I told a few close friends about my ‘situation’ that morning. People prayed, and I felt no peace. I had to admit it. I was beyond terrified. I ended up telling my pastor right before I left. He seemed as shocked as I felt. He asked me if he could have the people at Celebration pray for me. He promised he wouldn’t say my name, and I agreed, very thankfully.

I spent my afternoon with a few girlfriends. We cried, and baked, and laughed, and talked. For the first time in a week I smiled. We went out to my favorite sushi bar for dinner, and I talked honestly about my fears. By the time we were at Celebration I was in tears again. I sat through the first couple songs, just listening to the words. Then my pastor got up to speak. He talked about my strange dreams, first my Dad, now this… He asked everyone to take a minute and pray for me. At that moment I was so overwhelmed. There are near to a thousand people that attend, and for each of them to be interceding for me- I could barely catch a breath. I left that night feeling so blessed. So many people had come up to me that night- who had ‘just known’ it was me, or who had ‘had me on their heart all week’. I was amazed. That was a week ago yesterday.

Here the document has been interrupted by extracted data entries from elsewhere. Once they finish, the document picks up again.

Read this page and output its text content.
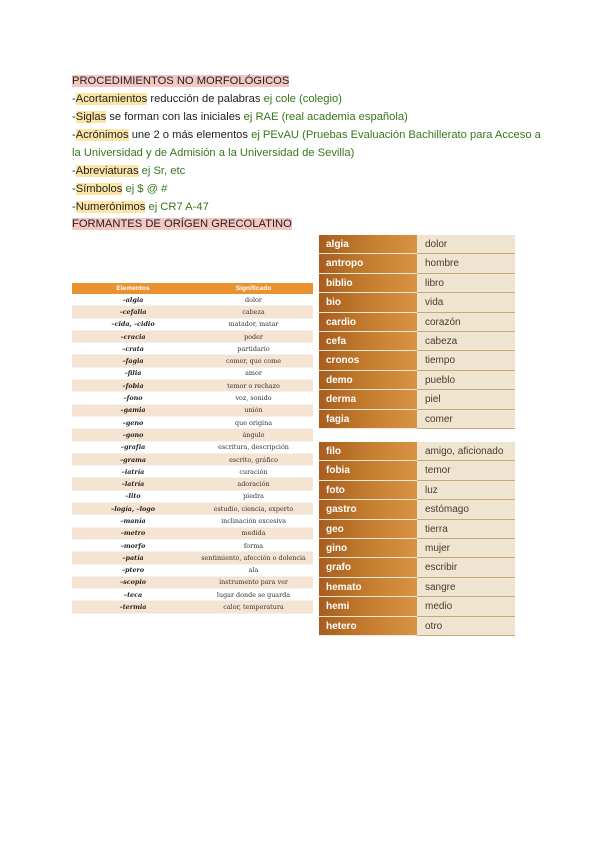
PROCEDIMIENTOS NO MORFOLÓGICOS
-Acortamientos reducción de palabras ej cole (colegio)
-Siglas se forman con las iniciales ej RAE (real academia española)
-Acrónimos une 2 o más elementos ej PEvAU (Pruebas Evaluación Bachillerato para Acceso a la Universidad y de Admisión a la Universidad de Sevilla)
-Abreviaturas ej Sr, etc
-Símbolos ej $ @ #
-Numerónimos ej CR7 A-47
FORMANTES DE ORÍGEN GRECOLATINO
Elementos	Significado
–algia	dolor
–cefalia	cabeza
–cida, –cidio	matador, matar
–cracia	poder
–crata	partidario
–fagia	comer, que come
–filia	amor
–fobia	temor o rechazo
–fono	voz, sonido
–gamia	unión
–geno	que origina
–gono	ángulo
–grafía	escritura, descripción
–grama	escrito, gráfico
–iatría	curación
–latría	adoración
–lito	piedra
–logía, –logo	estudio, ciencia, experto
–manía	inclinación excesiva
–metro	medida
–morfo	forma
–patía	sentimiento, afección o dolencia
–ptero	ala
–scopio	instrumento para ver
–teca	lugar donde se guarda
–termia	calor, temperatura
algia	dolor
antropo	hombre
biblio	libro
bio	vida
cardio	corazón
cefa	cabeza
cronos	tiempo
demo	pueblo
derma	piel
fagia	comer
filo	amigo, aficionado
fobia	temor
foto	luz
gastro	estómago
geo	tierra
gino	mujer
grafo	escribir
hemato	sangre
hemi	medio
hetero	otro
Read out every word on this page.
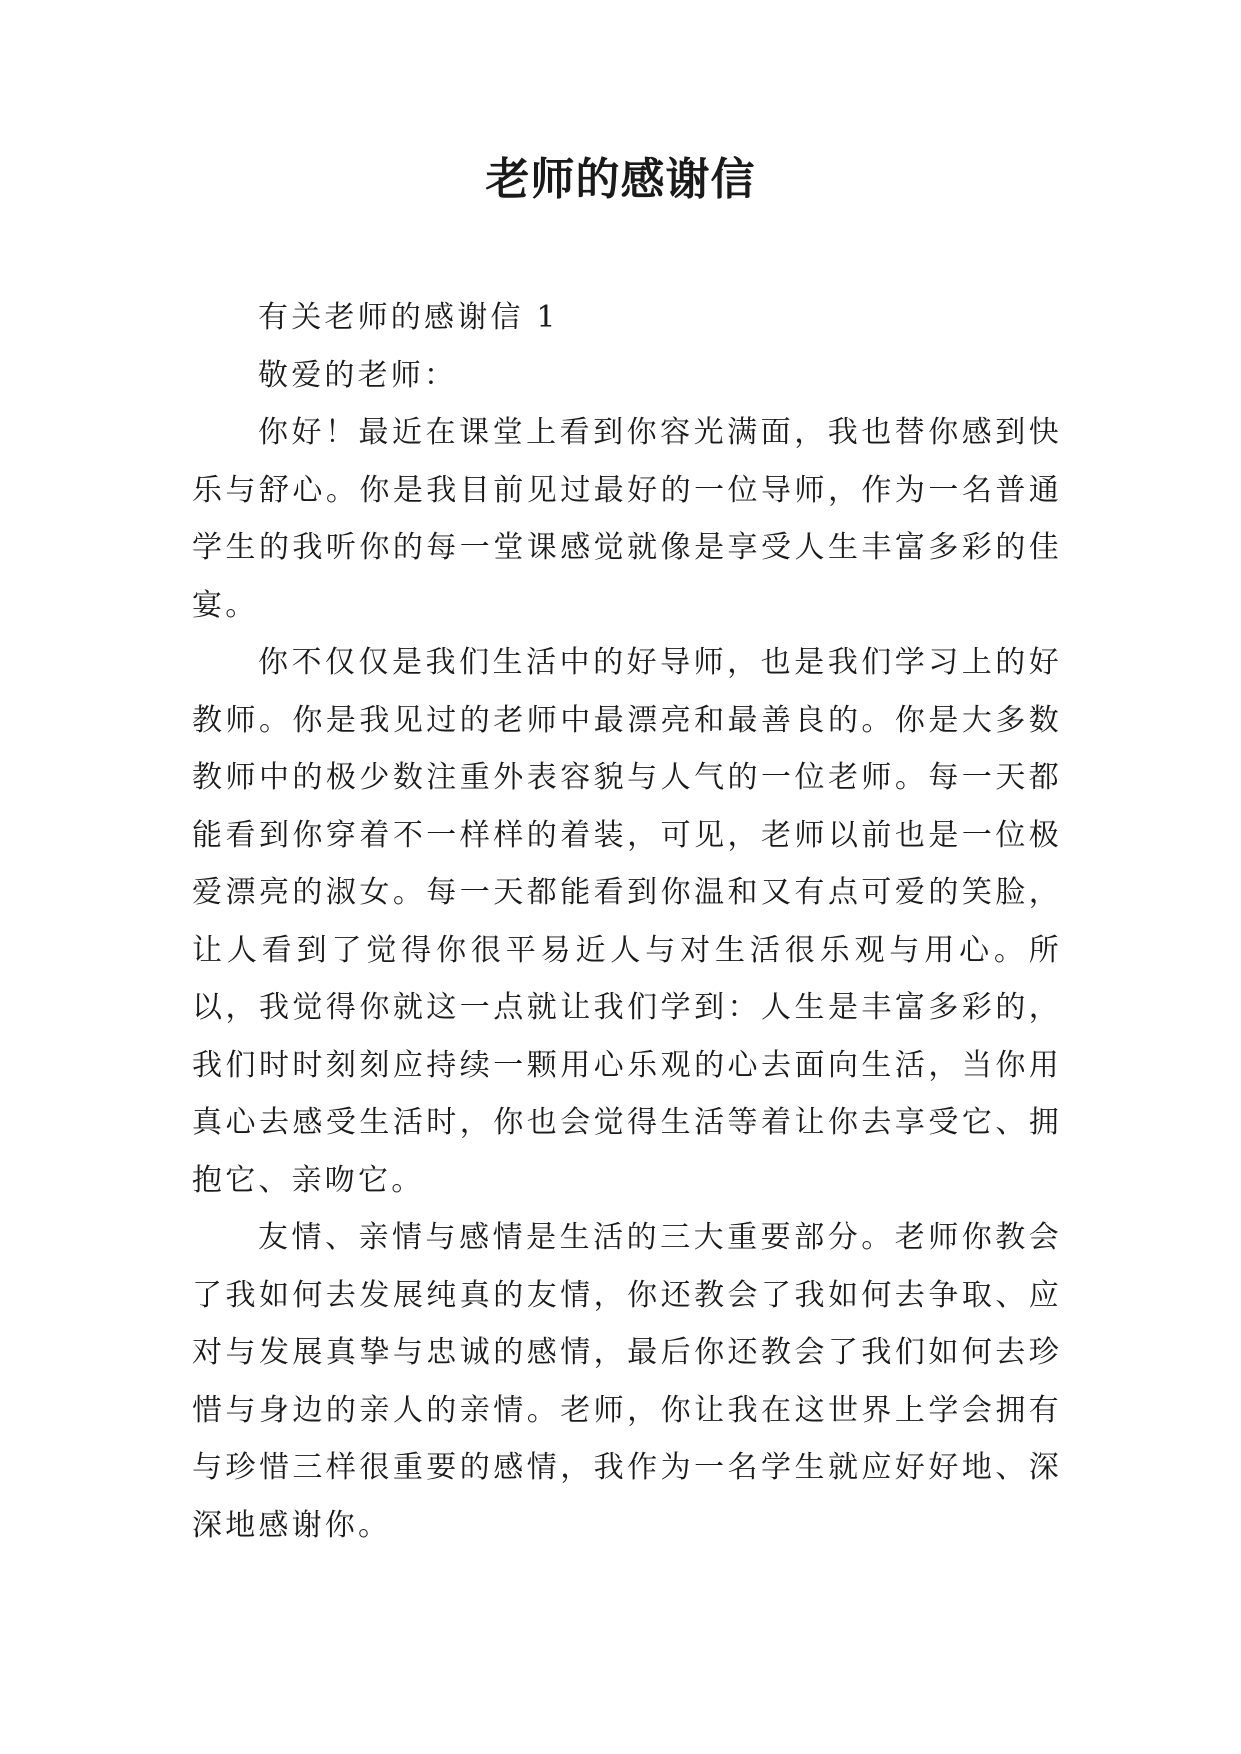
老师的感谢信

有关老师的感谢信 1

敬爱的老师：

你好！最近在课堂上看到你容光满面，我也替你感到快乐与舒心。你是我目前见过最好的一位导师，作为一名普通学生的我听你的每一堂课感觉就像是享受人生丰富多彩的佳宴。

你不仅仅是我们生活中的好导师，也是我们学习上的好教师。你是我见过的老师中最漂亮和最善良的。你是大多数教师中的极少数注重外表容貌与人气的一位老师。每一天都能看到你穿着不一样样的着装，可见，老师以前也是一位极爱漂亮的淑女。每一天都能看到你温和又有点可爱的笑脸，让人看到了觉得你很平易近人与对生活很乐观与用心。所以，我觉得你就这一点就让我们学到：人生是丰富多彩的，我们时时刻刻应持续一颗用心乐观的心去面向生活，当你用真心去感受生活时，你也会觉得生活等着让你去享受它、拥抱它、亲吻它。

友情、亲情与感情是生活的三大重要部分。老师你教会了我如何去发展纯真的友情，你还教会了我如何去争取、应对与发展真挚与忠诚的感情，最后你还教会了我们如何去珍惜与身边的亲人的亲情。老师，你让我在这世界上学会拥有与珍惜三样很重要的感情，我作为一名学生就应好好地、深深地感谢你。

When I got home that night, all I could think about was the message the pastor had given that night. He had talked about idols. It was then that I realized, for the first time in my life, how much of an idol having children had become to me. I placed my value, and self worth in that, instead of Christ. In all my fears, I wasn’t really afraid of having cancer. Not even afraid to die. But no kids, that I couldn’t handle. My dark heart was unveiled. I can’t begin to describe the sorrow I feel. I have put this ahead of Christ for so long, I have no idea how to get rid of it.

The week was filled with numerous phone calls, prayers, cards and well wishes from my friends. People even emailed my pastor encouragement and verses to pass on to me. It is humbling, and such a blessing. I feel so lucky to be a part of my college group. We truly are a family. And the Lord lavishes his love on us; I have seen it through his people.

I should find out this week what is going on. My God is fully capable of miracles. Maybe the doctors will tell me that nothing is wrong, and I have been healed. But, maybe they won’t. No matter what the outcome, I am at peace. I am confident in the Lord’s love for me. I am confident that he will carry me through. And I know that everything will work together for the glory of God. Amen.